MEBELEK


29 stycznia 2022, 14:47

 

Do sklepu po saunie jechać chciałam

obejrzeć wybrany mebelek do salonu,

żeby kupić go dziś kombinowałam

i wziąć go od razu do Iwony do domu.

 

Udało się i z wielkim zaangażowaniem

do samochodu "Ludwiczka" wcisnęłyśmy,

ale koszmarem było dla mnie wracanie...

bo dwie się do auta już nie zmieściłyśmy...

 

Iwona więc na awaryjnych światłach jechała,

a ja musiałam dziarsko drałować pieszo...
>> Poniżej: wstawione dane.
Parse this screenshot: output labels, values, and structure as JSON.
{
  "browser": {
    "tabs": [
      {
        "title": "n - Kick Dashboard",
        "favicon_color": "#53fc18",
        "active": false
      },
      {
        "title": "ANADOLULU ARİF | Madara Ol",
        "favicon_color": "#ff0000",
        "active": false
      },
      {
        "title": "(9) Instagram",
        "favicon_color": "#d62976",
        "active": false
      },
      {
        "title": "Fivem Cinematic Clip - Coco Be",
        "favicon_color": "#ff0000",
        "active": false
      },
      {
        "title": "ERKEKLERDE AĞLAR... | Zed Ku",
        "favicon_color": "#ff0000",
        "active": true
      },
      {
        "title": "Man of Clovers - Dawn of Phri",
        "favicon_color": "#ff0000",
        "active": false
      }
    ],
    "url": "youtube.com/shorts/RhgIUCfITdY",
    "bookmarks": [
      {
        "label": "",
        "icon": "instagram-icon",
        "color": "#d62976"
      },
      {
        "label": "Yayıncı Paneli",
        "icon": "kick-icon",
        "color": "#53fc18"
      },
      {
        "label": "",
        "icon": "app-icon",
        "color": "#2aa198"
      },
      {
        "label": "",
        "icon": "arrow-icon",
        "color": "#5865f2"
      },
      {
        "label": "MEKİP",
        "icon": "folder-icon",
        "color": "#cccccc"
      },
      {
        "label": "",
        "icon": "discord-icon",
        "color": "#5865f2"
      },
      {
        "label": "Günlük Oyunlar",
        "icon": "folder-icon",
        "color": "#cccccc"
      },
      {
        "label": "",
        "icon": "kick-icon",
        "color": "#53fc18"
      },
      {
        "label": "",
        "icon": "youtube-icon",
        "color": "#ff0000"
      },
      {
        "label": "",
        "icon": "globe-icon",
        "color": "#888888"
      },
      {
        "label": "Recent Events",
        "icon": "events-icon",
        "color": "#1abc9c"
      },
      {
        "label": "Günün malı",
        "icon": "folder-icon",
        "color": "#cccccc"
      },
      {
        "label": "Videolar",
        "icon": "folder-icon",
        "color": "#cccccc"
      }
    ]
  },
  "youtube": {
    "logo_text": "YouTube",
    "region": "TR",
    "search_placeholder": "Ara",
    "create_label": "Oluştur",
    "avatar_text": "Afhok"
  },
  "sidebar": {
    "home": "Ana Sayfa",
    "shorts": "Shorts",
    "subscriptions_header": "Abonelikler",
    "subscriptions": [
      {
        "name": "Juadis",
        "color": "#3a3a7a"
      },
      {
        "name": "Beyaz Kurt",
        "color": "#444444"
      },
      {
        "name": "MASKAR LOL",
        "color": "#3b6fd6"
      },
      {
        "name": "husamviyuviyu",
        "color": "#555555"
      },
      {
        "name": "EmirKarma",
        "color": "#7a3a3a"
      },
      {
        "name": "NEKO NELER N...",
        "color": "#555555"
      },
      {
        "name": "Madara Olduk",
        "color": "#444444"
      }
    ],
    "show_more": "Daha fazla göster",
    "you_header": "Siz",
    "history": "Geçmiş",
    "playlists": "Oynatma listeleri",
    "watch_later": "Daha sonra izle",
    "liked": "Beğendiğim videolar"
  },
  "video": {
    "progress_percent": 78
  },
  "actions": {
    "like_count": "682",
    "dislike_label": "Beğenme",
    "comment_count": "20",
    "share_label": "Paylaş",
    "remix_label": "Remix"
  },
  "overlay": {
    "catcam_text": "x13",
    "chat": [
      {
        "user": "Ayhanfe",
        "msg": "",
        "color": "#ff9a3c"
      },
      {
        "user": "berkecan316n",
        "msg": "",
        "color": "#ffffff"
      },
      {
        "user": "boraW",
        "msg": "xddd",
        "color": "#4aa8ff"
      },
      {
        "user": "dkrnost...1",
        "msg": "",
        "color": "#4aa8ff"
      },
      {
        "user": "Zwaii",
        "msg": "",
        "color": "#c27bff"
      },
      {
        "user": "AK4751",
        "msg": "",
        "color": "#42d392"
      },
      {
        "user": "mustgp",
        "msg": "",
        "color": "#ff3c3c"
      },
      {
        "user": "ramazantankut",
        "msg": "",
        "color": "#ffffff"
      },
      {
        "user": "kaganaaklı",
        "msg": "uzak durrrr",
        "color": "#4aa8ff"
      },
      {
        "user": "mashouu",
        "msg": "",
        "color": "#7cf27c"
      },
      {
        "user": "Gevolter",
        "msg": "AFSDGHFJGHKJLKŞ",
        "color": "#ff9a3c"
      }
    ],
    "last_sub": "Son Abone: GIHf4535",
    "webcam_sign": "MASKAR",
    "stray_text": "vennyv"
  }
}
Trochę ruch uliczny Iwona spowalniała,

bo prowadziła autko się nie spiesząc.

 

I jakiś kierowca się tym zainteresował

i po krótkiej wymianie zdań

jak rycerz się wobec nas zachował

i przemiły był dla nas dwóch pań.

 

I mnie zaprosił do samochodu swojego

i szarmancko podwiózł i za Iwoną jechał

i jakby było mało uprzejmości od niego

pod sam apartamentowiec podjechał.

 

I jakoś wtaszczyłyśmy ciężki i długi mebelek,

a ma on metr osiemdziesiąt długości.

Siły i samozaparcia potrzebowałyśmy wiele,

aby sprostać tej niemałej trudności.

 

Ale naprawdę się to opłaciło,

bo wręcz idealnie do pomysłu mego pasuje.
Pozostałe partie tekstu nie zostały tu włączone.